Figure 2: Extract from domain specific results page
Can I search for a specific URL?
Yes. If you know the full URL, enter this in the Quick Search box, and select the "URLs" option in the drop down menu. If you do not know the full URL, type in as many characters as you know and select "the collection" in the drop down menu. Where the domain consists of two or more words joined together, you will normally obtain better results by entering the joined term, e.g. "britishmuseum" rather than "British Museum."
Does the search include hidden page content?
Yes, the search covers all page content that can be read and indexed by the search engine. This includes content html <meta> tags, but not image content (unless it is duplicated in readable text, e.g. via an alt tag).
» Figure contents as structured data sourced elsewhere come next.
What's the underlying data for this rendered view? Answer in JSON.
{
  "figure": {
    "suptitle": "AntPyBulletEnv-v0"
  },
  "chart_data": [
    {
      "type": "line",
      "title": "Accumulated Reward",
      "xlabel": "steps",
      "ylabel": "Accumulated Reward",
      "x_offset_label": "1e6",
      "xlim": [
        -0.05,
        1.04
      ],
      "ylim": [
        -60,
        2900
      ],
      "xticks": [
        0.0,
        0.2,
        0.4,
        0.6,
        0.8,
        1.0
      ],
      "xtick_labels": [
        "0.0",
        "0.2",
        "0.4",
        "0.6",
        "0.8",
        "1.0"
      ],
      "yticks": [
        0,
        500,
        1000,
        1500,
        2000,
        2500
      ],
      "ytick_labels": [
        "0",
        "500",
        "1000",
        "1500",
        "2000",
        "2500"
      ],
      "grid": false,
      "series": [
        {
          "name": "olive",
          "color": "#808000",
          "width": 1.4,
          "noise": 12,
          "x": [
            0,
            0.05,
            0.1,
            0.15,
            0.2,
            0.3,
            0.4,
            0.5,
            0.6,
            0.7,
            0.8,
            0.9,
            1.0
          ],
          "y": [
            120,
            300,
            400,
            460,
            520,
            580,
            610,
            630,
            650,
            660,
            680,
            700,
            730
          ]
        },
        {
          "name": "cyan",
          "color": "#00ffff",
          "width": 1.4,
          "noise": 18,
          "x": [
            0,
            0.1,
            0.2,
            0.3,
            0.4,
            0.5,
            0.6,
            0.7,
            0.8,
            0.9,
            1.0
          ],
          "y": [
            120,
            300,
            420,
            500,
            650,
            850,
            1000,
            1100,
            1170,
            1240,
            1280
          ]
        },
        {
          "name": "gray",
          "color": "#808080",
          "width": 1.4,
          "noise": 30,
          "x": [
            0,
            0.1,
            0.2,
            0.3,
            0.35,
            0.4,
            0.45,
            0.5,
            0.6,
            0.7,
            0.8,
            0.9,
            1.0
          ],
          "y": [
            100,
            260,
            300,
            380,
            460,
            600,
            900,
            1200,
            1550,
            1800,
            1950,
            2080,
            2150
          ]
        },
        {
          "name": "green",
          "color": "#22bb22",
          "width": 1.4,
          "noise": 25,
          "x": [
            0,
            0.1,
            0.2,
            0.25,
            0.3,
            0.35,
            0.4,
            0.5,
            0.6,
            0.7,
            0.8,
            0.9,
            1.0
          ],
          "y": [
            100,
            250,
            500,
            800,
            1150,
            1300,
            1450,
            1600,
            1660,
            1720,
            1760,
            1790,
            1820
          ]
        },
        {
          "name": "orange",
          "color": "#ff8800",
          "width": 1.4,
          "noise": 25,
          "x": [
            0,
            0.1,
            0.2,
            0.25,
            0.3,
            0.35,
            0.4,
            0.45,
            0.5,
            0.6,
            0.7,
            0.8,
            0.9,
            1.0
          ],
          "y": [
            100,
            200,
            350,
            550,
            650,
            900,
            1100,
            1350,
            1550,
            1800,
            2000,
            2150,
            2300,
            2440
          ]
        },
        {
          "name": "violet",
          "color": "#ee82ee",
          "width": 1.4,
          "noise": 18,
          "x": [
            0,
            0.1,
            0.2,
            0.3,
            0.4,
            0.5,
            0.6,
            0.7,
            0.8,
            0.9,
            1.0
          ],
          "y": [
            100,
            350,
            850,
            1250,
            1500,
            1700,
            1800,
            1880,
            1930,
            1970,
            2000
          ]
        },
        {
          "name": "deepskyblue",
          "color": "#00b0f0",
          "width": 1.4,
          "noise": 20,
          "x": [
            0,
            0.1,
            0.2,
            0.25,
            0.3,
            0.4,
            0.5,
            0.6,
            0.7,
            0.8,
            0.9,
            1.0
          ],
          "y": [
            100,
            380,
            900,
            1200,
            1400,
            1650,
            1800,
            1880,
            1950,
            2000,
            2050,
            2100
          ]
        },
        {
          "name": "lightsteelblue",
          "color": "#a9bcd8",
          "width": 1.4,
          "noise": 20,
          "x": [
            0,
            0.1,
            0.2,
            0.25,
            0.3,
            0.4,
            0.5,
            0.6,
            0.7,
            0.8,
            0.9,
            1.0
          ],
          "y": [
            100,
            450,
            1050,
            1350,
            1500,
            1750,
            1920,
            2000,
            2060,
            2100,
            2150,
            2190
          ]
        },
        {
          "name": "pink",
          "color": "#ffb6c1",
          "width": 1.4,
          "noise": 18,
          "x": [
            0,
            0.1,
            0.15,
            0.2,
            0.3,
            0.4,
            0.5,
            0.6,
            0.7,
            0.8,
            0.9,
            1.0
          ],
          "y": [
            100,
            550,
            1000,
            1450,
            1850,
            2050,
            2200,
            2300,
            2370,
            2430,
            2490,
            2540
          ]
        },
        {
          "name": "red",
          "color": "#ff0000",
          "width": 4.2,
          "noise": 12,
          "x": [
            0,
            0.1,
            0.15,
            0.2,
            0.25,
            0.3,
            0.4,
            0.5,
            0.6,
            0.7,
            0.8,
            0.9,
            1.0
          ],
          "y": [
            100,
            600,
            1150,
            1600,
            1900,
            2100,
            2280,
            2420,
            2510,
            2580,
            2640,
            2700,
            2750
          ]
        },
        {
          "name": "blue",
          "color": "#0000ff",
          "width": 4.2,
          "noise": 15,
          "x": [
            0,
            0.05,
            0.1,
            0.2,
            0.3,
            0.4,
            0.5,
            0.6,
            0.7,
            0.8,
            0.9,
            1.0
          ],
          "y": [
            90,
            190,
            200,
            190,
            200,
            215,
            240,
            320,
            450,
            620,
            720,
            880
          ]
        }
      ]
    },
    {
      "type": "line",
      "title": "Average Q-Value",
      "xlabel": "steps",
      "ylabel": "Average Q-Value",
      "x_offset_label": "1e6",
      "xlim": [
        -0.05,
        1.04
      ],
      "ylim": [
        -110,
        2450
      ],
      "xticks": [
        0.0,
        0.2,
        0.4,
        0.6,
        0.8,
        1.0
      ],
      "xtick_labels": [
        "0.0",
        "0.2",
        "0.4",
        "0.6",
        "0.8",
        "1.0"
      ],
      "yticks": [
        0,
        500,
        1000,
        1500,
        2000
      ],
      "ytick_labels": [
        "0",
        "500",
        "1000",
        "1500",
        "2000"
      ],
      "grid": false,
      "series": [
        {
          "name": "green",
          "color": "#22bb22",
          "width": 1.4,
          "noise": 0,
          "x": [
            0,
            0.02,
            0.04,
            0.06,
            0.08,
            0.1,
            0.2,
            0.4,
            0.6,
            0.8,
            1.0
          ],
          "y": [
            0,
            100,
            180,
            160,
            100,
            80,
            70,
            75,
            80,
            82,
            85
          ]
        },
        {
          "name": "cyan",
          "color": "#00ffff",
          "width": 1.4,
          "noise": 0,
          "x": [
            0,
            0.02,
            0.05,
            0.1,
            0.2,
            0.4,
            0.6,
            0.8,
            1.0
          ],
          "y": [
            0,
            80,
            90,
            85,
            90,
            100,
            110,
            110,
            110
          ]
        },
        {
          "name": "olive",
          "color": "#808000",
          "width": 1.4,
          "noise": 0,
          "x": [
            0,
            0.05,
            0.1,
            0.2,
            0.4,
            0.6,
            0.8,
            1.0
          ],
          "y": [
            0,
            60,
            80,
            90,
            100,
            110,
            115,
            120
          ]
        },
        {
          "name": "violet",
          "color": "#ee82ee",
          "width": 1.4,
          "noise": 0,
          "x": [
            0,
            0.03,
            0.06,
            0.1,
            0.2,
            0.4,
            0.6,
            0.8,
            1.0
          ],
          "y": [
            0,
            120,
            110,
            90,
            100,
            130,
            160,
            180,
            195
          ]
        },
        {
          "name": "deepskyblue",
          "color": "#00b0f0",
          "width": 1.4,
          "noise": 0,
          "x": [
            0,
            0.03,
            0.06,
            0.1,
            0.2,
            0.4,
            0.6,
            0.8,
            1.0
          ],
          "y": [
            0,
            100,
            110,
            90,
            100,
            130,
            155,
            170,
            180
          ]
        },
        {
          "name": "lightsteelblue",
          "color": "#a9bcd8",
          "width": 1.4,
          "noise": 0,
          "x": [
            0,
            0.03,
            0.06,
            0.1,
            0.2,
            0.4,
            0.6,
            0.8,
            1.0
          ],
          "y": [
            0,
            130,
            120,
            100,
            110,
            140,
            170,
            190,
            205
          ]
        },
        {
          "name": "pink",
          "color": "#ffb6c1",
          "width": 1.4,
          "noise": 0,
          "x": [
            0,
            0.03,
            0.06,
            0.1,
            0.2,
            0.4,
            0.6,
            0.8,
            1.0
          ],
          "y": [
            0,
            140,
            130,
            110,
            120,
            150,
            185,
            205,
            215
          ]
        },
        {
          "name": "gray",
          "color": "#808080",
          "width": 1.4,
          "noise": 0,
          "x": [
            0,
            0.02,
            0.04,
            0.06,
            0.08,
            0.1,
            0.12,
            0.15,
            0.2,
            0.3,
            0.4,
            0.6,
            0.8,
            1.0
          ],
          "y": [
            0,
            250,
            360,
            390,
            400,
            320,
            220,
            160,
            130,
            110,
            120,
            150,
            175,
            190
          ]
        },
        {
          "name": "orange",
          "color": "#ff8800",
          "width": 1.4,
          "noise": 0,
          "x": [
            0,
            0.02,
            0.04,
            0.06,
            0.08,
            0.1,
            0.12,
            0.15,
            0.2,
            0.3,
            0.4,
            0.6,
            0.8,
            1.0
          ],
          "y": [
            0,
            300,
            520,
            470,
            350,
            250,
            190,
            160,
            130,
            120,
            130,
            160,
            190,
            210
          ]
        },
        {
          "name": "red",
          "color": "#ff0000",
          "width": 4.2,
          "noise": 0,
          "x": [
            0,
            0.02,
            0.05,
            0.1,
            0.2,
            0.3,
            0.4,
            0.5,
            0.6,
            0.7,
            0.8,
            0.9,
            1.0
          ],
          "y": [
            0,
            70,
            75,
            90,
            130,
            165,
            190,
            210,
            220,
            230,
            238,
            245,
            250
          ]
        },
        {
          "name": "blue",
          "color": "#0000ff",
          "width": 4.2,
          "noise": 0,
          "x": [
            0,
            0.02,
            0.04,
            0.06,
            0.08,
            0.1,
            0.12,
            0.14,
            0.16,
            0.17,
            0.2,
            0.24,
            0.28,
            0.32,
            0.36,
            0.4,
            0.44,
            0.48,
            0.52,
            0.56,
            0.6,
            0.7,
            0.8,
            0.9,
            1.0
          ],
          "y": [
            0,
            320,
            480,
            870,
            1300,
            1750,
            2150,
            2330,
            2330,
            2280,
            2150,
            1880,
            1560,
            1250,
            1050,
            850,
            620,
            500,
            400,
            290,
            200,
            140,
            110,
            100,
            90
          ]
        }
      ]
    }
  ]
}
Can I search for results within only one domain or department?
The simplest way to do this is to start with a general search using one or more search terms likely to bring back results for that domain. You can then locate a result from the target domain in the result set, and click the "More results from this domain" link.
Why is the same page listed more than once in the results?
This can occur because the archive often holds multiple versions of web site pages harvested at different dates. In the initial summary results, only two hits from each domain are presented. Normally, these will be two different pages but in some cases they can be two dated instances of the same page. If you click the "View hidden results" link, you may see more instances of the same page listed.
You can use the "View All Versions" link next to each result to view a listing of all versions of that page captured in the web archive. You can then navigate from there to a specific version.
I can't see an estimate of the total number of results from my search. How many results are there?
Due to the size of the web archive, it is unfortunately not always possible for technical reasons to provide a reliable estimate of the initial result count returned by a search query. If you click the "View hidden results" or "More results from this domain" links, these result sets then include an estimate for the total number of hits.
How comprehensive are these results? I've come across a page that matches the search term but it's not returned in the results.
The initial search results from "Quick Search" (and "Advanced Search" if no category restriction is applied) include a maximum of two hits per domain, and a limited set of results overall. If the page is not listed in the initial result set, it may be returned in the search results by selecting either the "All Results" or "More from Domain" buttons. Furthermore, the current search index does not include pages later than January 2009.
Why isn’t the site I'm looking for higher up the search results, given the importance of the search term to that site?
The search takes in over 1000 different domains with varying numbers of pages, and the search term(s) may occur in many of these. The search has no means of ranking sites according to the relative importance of search terms on a site specific basis.
Why does the summary snippet and /or result contain strange characters?
This can arise occasionally due to the character formats and encoding used on the original web pages at the time of capture.